Green roofs are becoming increasingly popular as healthcare facilities strive to deliver experiences with nature. Vegetative and green roofs are essentially protected roof membrane assemblies where insulation is installed over the waterproofing membrane with vegetation and various accessories installed atop the assembly to support plant life and paved walkways. This application demands a high performing, water-resistant insulation. The compressive strength, closed cell structure and hydrophobic molecular behavior of extruded polystyrene (XPS) make it the ideal water-resistant insulation for application in green roofs atop hospitals and covering below grade entryways. In fact, the National Roofing Contractors Association (NRCA) recommends only XPS for these rooftop applications because of the demanding environment. The unique properties of highly water-resistant XPS insulation delivers the compressive strength required to support rooftop placement of an ambulance, helicopter or heavy equipment.  


A number of combustible and flammable materials are used in the healthcare environment, ranging from oxygen administered to patients to xylene, ethyl methyl alcohol, and even higher-level preservatives used in the pathology lab. Due to the nature of stored materials, coupled with the unique and often limiting occupant characteristics in medical facilities, their design relies on a combination of materials to compartmentalize and resist the spread of fire. Naturally non-combustible mineral wool insulation in properly designed assemblies can contain the interior spread of fire, and when used with a fire-rated assembly can keep it from spreading upward at the perimeter floor/wall joints. A fire-rated assembly paired with the proper smoke/air sealant supports the compartmentalized design approach and can keep smoke and heat from spreading. 

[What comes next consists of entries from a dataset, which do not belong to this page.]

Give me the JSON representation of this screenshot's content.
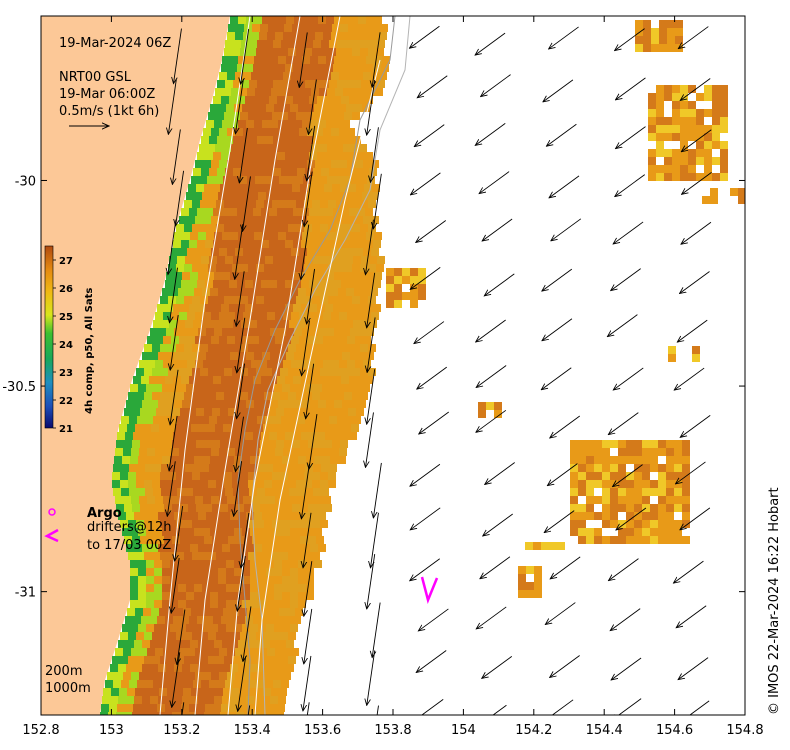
{
  "header": {
    "date": "19-Mar-2024 06Z",
    "current_source": "NRT00 GSL",
    "current_time": "19-Mar 06:00Z",
    "scale_label": "0.5m/s (1kt 6h)"
  },
  "colorbar": {
    "title": "4h comp, p50, All Sats",
    "ticks": [
      "27",
      "26",
      "25",
      "24",
      "23",
      "22",
      "21"
    ]
  },
  "legend": {
    "argo": "Argo",
    "drifters": "drifters@12h",
    "drifters_to": "to 17/03 00Z"
  },
  "isobaths": {
    "shallow": "200m",
    "deep": "1000m"
  },
  "credit": "© IMOS 22-Mar-2024 16:22 Hobart",
  "colors": {
    "land": "#fcc897",
    "argo": "#ff00ff",
    "drifter": "#ff00ff",
    "sst_warm": "#c8651a",
    "sst_mid": "#e89a18",
    "sst_cool": "#2aa83a"
  },
  "chart_data": {
    "type": "map",
    "x_axis": {
      "range": [
        152.8,
        154.8
      ],
      "ticks": [
        "152.8",
        "153",
        "153.2",
        "153.4",
        "153.6",
        "153.8",
        "154",
        "154.2",
        "154.4",
        "154.6",
        "154.8"
      ]
    },
    "y_axis": {
      "range": [
        -31.3,
        -29.6
      ],
      "ticks": [
        "-30",
        "-30.5",
        "-31"
      ]
    },
    "colorbar_range": [
      21,
      27.5
    ],
    "drifter_position": [
      153.9,
      -30.98
    ]
  }
}
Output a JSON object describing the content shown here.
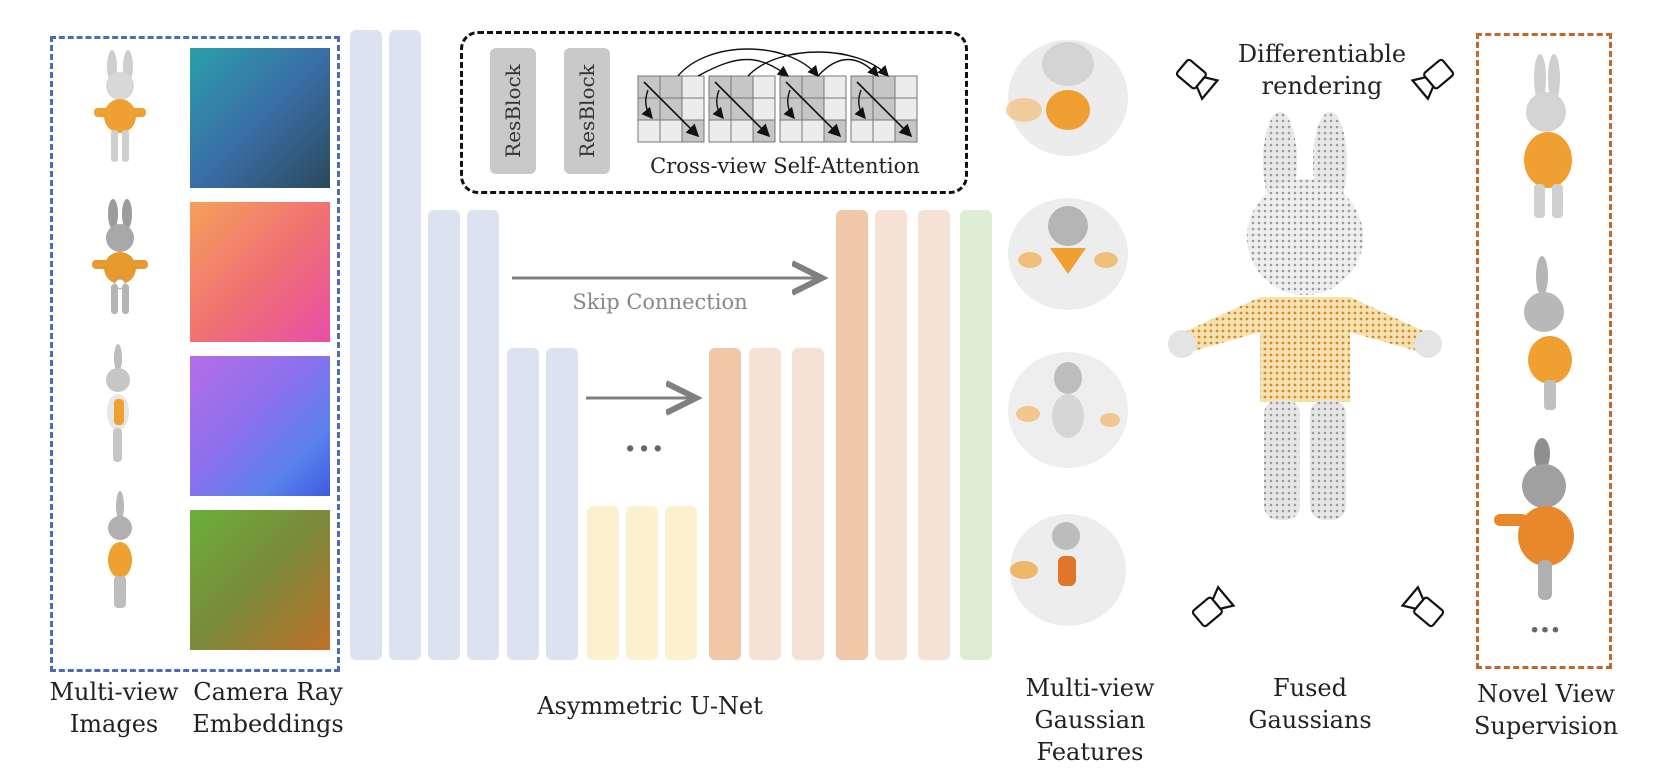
{
  "labels": {
    "multiview_images": "Multi-view\nImages",
    "camera_ray": "Camera Ray\nEmbeddings",
    "unet": "Asymmetric U-Net",
    "gaussian_features": "Multi-view\nGaussian Features",
    "fused": "Fused\nGaussians",
    "novel_view": "Novel View\nSupervision",
    "diff_render": "Differentiable\nrendering",
    "skip": "Skip Connection",
    "cross_view": "Cross-view Self-Attention",
    "resblock": "ResBlock",
    "dots_mid": "...",
    "dots_novel": "..."
  },
  "colors": {
    "encoder": "#dbe3f0",
    "bottleneck": "#fcf1cf",
    "decoder_light": "#f6e1d5",
    "decoder_strong": "#f1c7a9",
    "output": "#deeed5",
    "frame_input": "#4a6db5",
    "frame_supervision": "#c0692b",
    "bunny_shirt": "#f0a030"
  },
  "icons": {
    "camera": "camera-icon",
    "bunny": "bunny-figure",
    "gaussian": "gaussian-splat"
  }
}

Again, design trends influence approaches to perimeter fire safety. As more healthcare facilities are constructed as “glass boxes” to integrate nature into the patient experience, slab edges meeting the face of the curtain wall glass must be properly sealed to guard against fire spreading up the exterior wall from floor to floor. A fire resistance-rated perimeter fire barrier is an essential part of the passive life safety system considerations. 

Professionals who work in healthcare facilities understand that positive patient outcomes are the result of many often unseen participants working together. In the built environment, insulation can be an integral component not just for delivering superior thermal performance, but supporting acoustic objectives, managing moisture and contributing to safety.

Herbert Slone is the Chief Architect and Senior Manager of Commercial Building Systems for Owens Corning and Tiffany Coppock is a Commercial Building Systems Specialist for Owens Corning.